Although part of the recorded growth of remittances reflects improvements in measurement, the report indicates that the main reasons for the extraordinary level of growth are the increase in “emigration from Africa and the rising incomes of African migrants, on the back of a booming global economy before the financial crisis in 2008 to 2010.”

Nigeria had the substantial share of the remittances to sub-Saharan Africa with an amount of $10 billion remitted for the year 2010 and Lesotho was the largest recipient in terms of GDP with 28.5%.

“Nigeria’s $10 billion equaled about half of all officially recorded remittances to Sub-Saharan Africa in 2010,” the report says.

Egypt and Morocco were the two largest recipients in North Africa in terms of absolute flows and share of GDP, and account for three-quarters of flows to North Africa, followed by Algeria and Tunisia, it says.

According to the report, recorded remittance flows to Africa are similar in size to official aid flows.

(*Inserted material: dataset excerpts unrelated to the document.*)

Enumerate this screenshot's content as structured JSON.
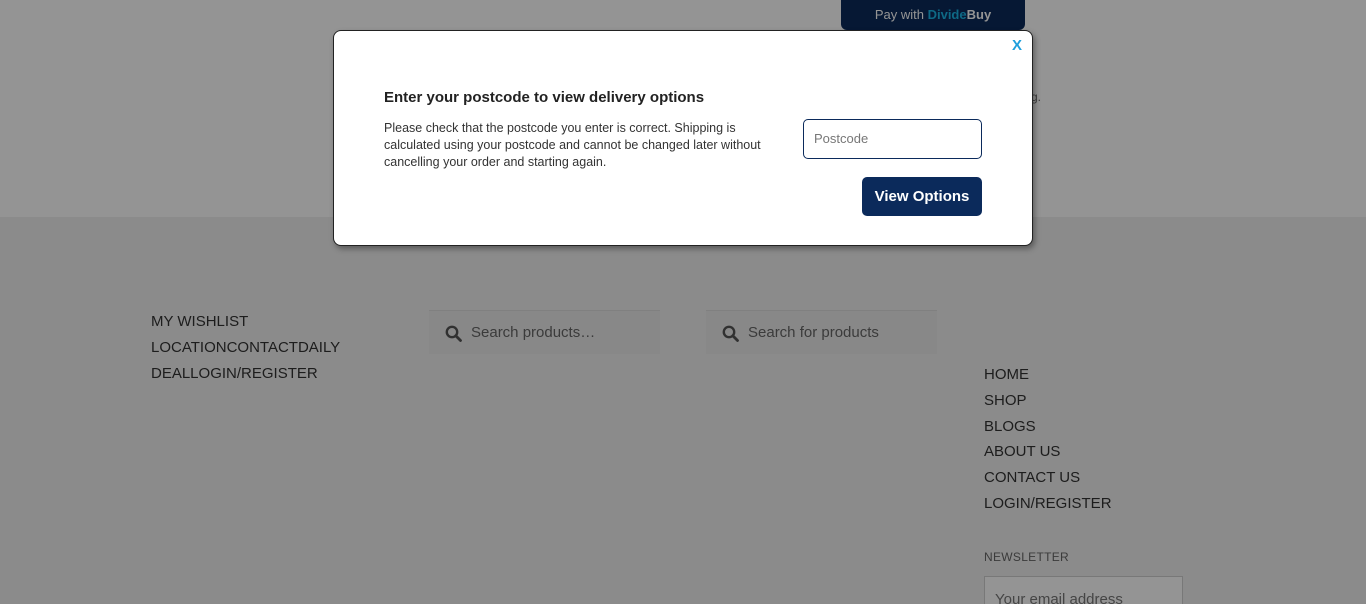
{
  "page": {
    "pay_button": {
      "prefix": "Pay with",
      "brand_part1": "Divide",
      "brand_part2": "Buy"
    },
    "stray_text": "g."
  },
  "footer": {
    "links_col1": [
      "MY WISHLIST",
      "LOCATIONCONTACTDAILY",
      "DEALLOGIN/REGISTER"
    ],
    "search1_placeholder": "Search products…",
    "search2_placeholder": "Search for products",
    "nav_links": [
      "HOME",
      "SHOP",
      "BLOGS",
      "ABOUT US",
      "CONTACT US",
      "LOGIN/REGISTER"
    ],
    "newsletter_label": "NEWSLETTER",
    "email_placeholder": "Your email address"
  },
  "modal": {
    "close_label": "X",
    "title": "Enter your postcode to view delivery options",
    "text": "Please check that the postcode you enter is correct. Shipping is calculated using your postcode and cannot be changed later without cancelling your order and starting again.",
    "postcode_placeholder": "Postcode",
    "postcode_value": "",
    "button_label": "View Options"
  },
  "colors": {
    "navy": "#0b2a5b",
    "accent_blue": "#1e9fdc",
    "overlay": "rgba(0,0,0,0.42)"
  }
}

“They are several times larger than official aid to North Africa (3.3% of GDP versus 0.6% of GDP) and two-thirds the size of official aid flows to Sub-Saharan Africa (2.2% of GDP versus 3.7% of GDP).”

The report said in “many low-income African countries, remittances exceed private investment flows and represent a lifeline to the poor.”

The report which was prepared both by the World Bank and the African Development Bank (AfDB) with the help of other international partners was based on International Monetary Fund’s (IMF) balance of payments statistics which according to the report are likely well below the actual volume of remittance flows to Africa.

“The remittance inflows data reported by country authorities themselves are often higher than the IMF figures”, the report indicated.

It cited Ghana as an example saying “Ghana’s central bank reported $1.6 billion in remittance inflows in 2009 – more than 10 times the $114 million reported in the IMF balance of payments statistics.”